I have also been told about different tricks to make sure the baby is a good sleeper, do/don't drink ____ to help with breastfeeding, that I'll never leave the house once I have a baby (why? I plan on getting the portable kind. Yes, it will take more work but I've seen babies out and about before), blah, blah, blah, Charlie Brown teacher. Then there are the people in my life such as my mom, Mr. 2g2bt's mom, friends, family who have actually honestly and openly answered questions for me. These I appreciate. I'm very lucky to have such a great support system and I know how blessed I am with that. So, to all of you who fall into this category, thank you. One friend even went with me to help me do my baby registry....she's pregnant with baby #3!

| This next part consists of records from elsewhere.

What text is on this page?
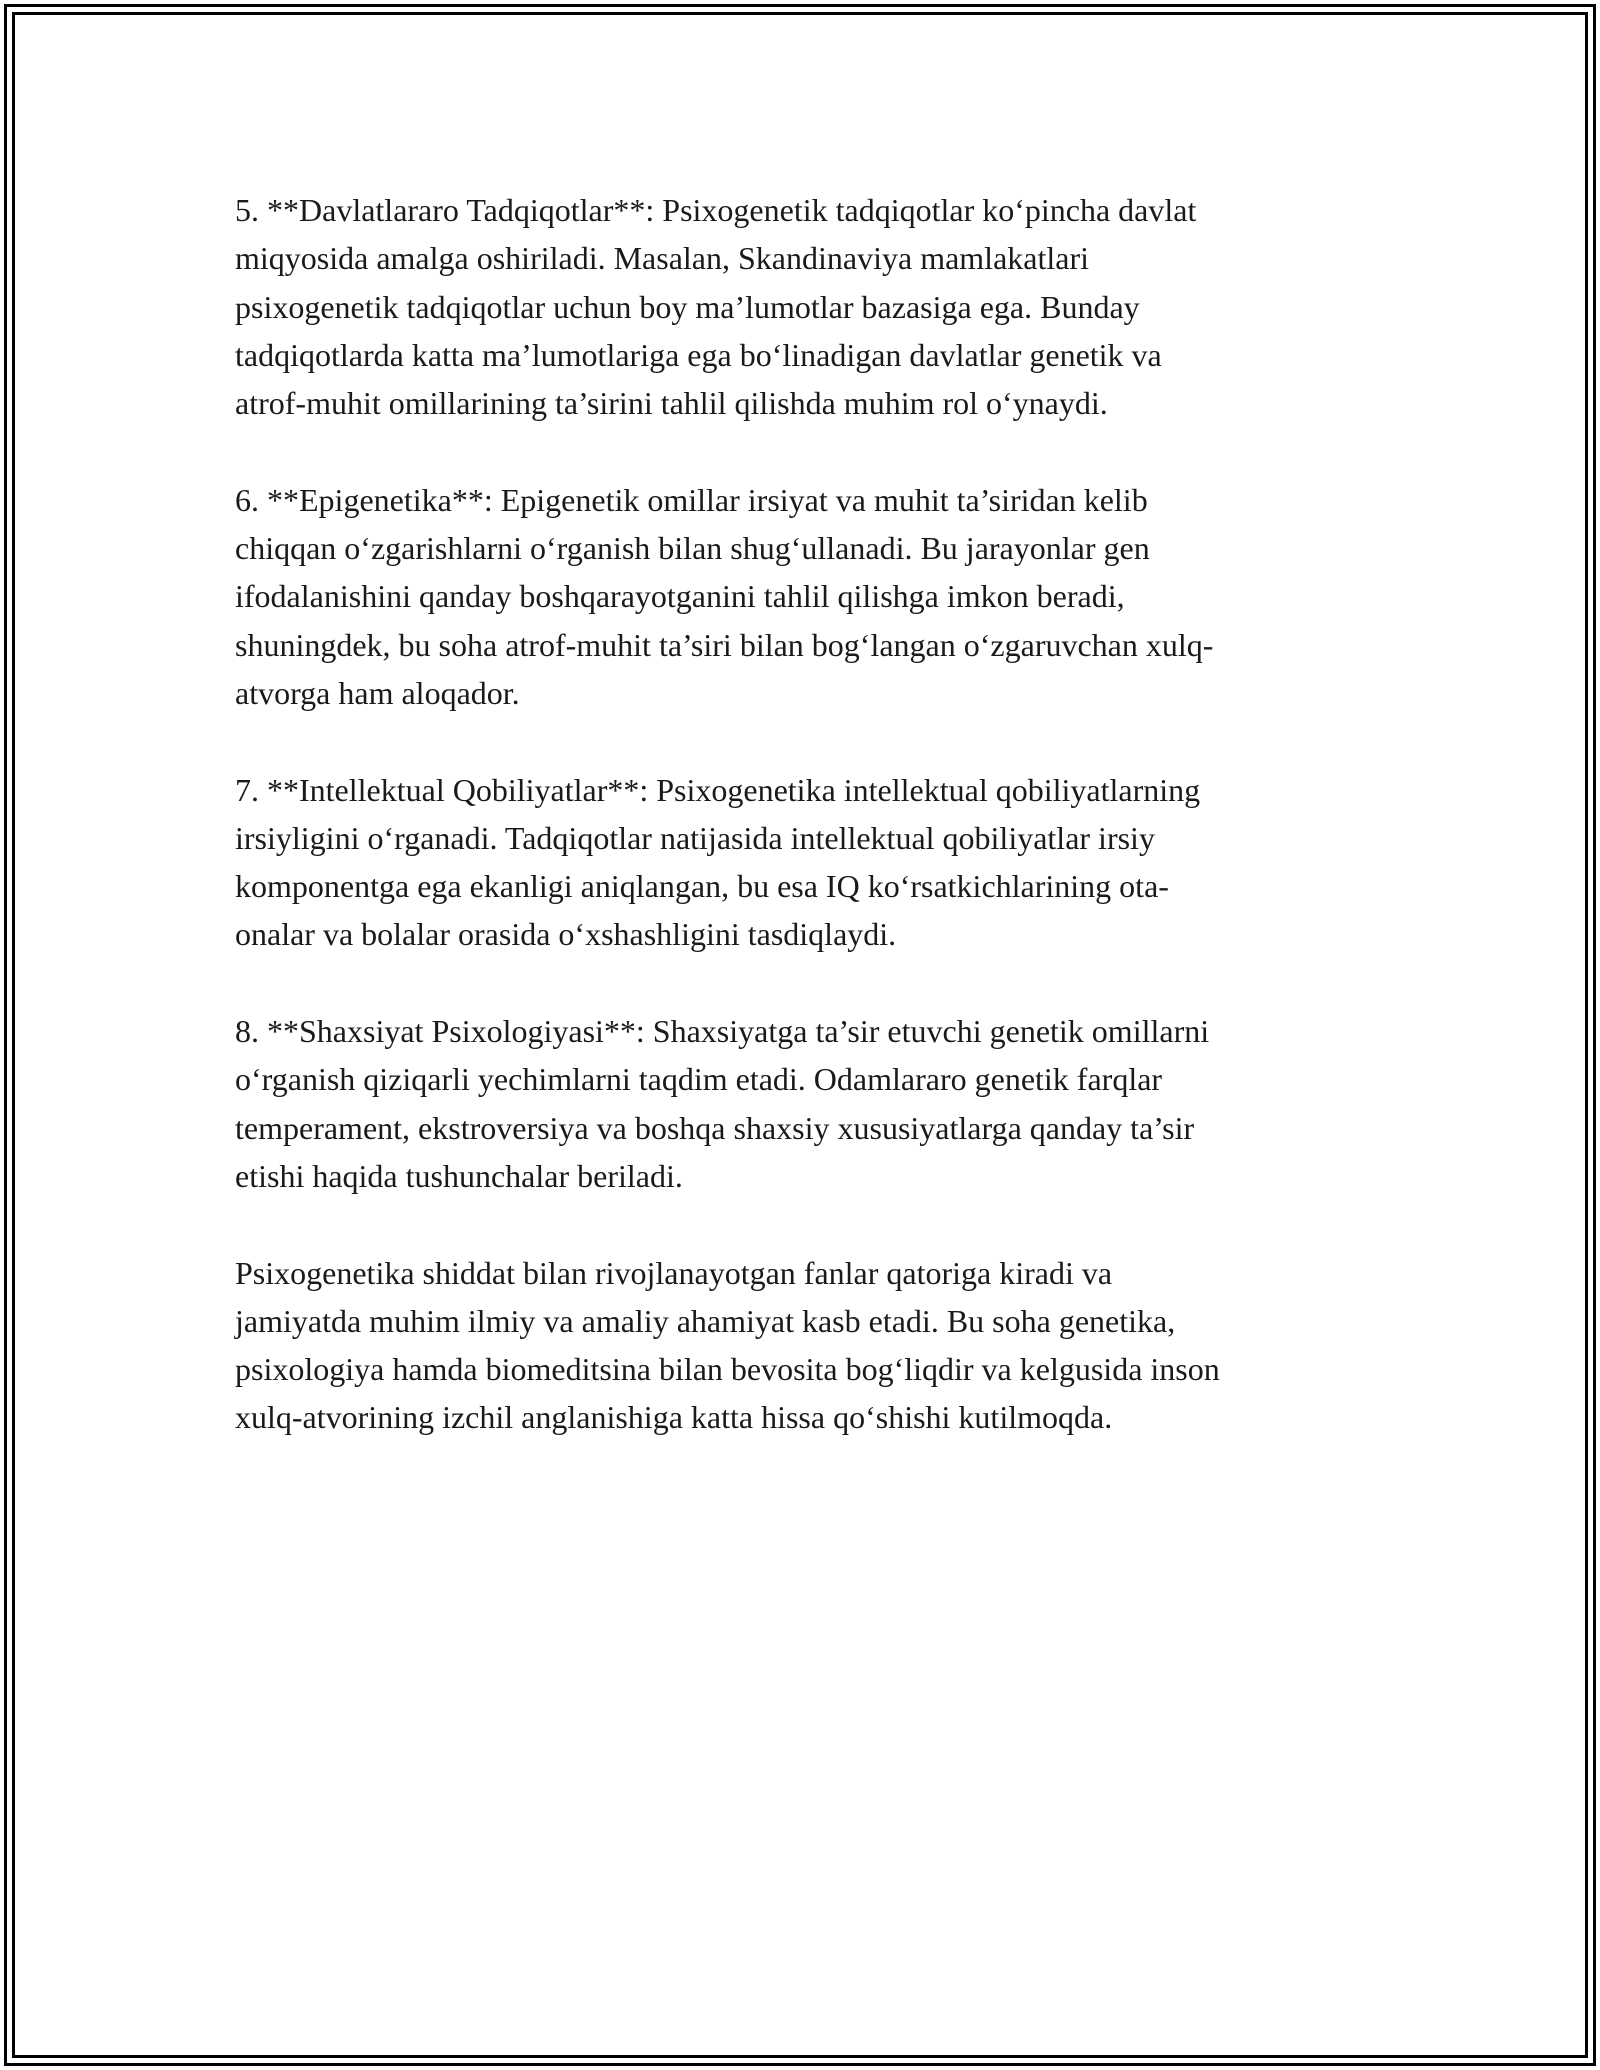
5. **Davlatlararo Tadqiqotlar**: Psixogenetik tadqiqotlar ko‘pincha davlat
miqyosida amalga oshiriladi. Masalan, Skandinaviya mamlakatlari
psixogenetik tadqiqotlar uchun boy ma’lumotlar bazasiga ega. Bunday
tadqiqotlarda katta ma’lumotlariga ega bo‘linadigan davlatlar genetik va
atrof-muhit omillarining ta’sirini tahlil qilishda muhim rol o‘ynaydi.

6. **Epigenetika**: Epigenetik omillar irsiyat va muhit ta’siridan kelib
chiqqan o‘zgarishlarni o‘rganish bilan shug‘ullanadi. Bu jarayonlar gen
ifodalanishini qanday boshqarayotganini tahlil qilishga imkon beradi,
shuningdek, bu soha atrof-muhit ta’siri bilan bog‘langan o‘zgaruvchan xulq-
atvorga ham aloqador.

7. **Intellektual Qobiliyatlar**: Psixogenetika intellektual qobiliyatlarning
irsiyligini o‘rganadi. Tadqiqotlar natijasida intellektual qobiliyatlar irsiy
komponentga ega ekanligi aniqlangan, bu esa IQ ko‘rsatkichlarining ota-
onalar va bolalar orasida o‘xshashligini tasdiqlaydi.

8. **Shaxsiyat Psixologiyasi**: Shaxsiyatga ta’sir etuvchi genetik omillarni
o‘rganish qiziqarli yechimlarni taqdim etadi. Odamlararo genetik farqlar
temperament, ekstroversiya va boshqa shaxsiy xususiyatlarga qanday ta’sir
etishi haqida tushunchalar beriladi.

Psixogenetika shiddat bilan rivojlanayotgan fanlar qatoriga kiradi va
jamiyatda muhim ilmiy va amaliy ahamiyat kasb etadi. Bu soha genetika,
psixologiya hamda biomeditsina bilan bevosita bog‘liqdir va kelgusida inson
xulq-atvorining izchil anglanishiga katta hissa qo‘shishi kutilmoqda.
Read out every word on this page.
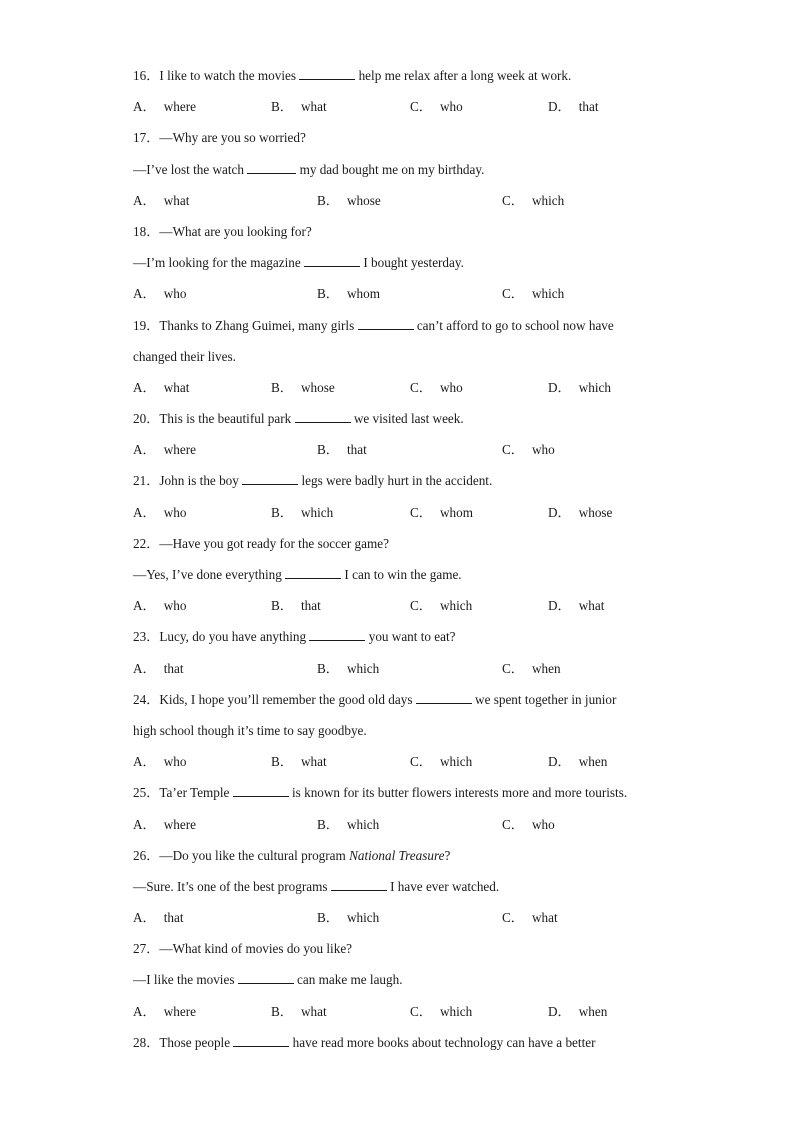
16．I like to watch the movies	help me relax after a long week at work.
A． where	B． what	C． who	D． that
17．—Why are you so worried?
—I’ve lost the watch	my dad bought me on my birthday.
A． what	B． whose	C． which
18．—What are you looking for?
—I’m looking for the magazine	I bought yesterday.
A． who	B． whom	C． which
19．Thanks to Zhang Guimei, many girls	can’t afford to go to school now have
changed their lives.
A． what	B． whose	C． who	D． which
20．This is the beautiful park	we visited last week.
A． where	B． that	C． who
21．John is the boy	legs were badly hurt in the accident.
A． who	B． which	C． whom	D． whose
22．—Have you got ready for the soccer game?
—Yes, I’ve done everything	I can to win the game.
A． who	B． that	C． which	D． what
23．Lucy, do you have anything	you want to eat?
A． that	B． which	C． when
24．Kids, I hope you’ll remember the good old days	we spent together in junior
high school though it’s time to say goodbye.
A． who	B． what	C． which	D． when
25．Ta’er Temple	is known for its butter flowers interests more and more tourists.
A． where	B． which	C． who
26．—Do you like the cultural program National Treasure?
—Sure. It’s one of the best programs	I have ever watched.
A． that	B． which	C． what
27．—What kind of movies do you like?
—I like the movies	can make me laugh.
A． where	B． what	C． which	D． when
28．Those people	have read more books about technology can have a better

I'll leave you with my favorite piece of advice so far. It came from my cousin's little girl. She just turned 5 a little over a week ago. To say that Miss Munchkin is not shy is a huge understatement. After she asked me all sorts of questions such as how does the baby breathe? Is it dark in there for him? she looked at me very seriously and told me that I should drink milk because babies like milk. I told her that I do drink milk because I like it. However, that was really good advice. Then later she kind of killed her credibility when she asked me what his name is going to be. I asked her what she thought it should be and she said that I should name him because I'm the mommy. Then out of nowhere she very emphatically blurted out that his name should be Dopey. Yeah, she's off the baby naming committee. However, at least she cared enough to make a suggestion.

So, my opinionated readers...what's your advice to me? Clearly I can take it all...the good, the bad, the ugly and the WTF are you saying to me? It has been quite an experience and I've still got just over 2 months to go. I have heard everything from the truly heartfelt and out of love advice to the nosey stranger who seems to think they can just say whatever comes to mind. Since apparently baby brain has set in and there are days that I can't seem to form a complete thought much less a sentence out loud, I respond better on some days than on others. Remember the getting into the car on the wrong side incident? Well, tonight I discovered that a box of 2 light bulbs will survive a full cycle in the washing machine. No, I have no idea how they got in there.

Don't give up hope on my readers! One day I pray at least part of my brain will return. Until then, check back again to see what new and intriguing things the public at large has educated me on. Remember....for every martini you have, have an extra one for me since I can't!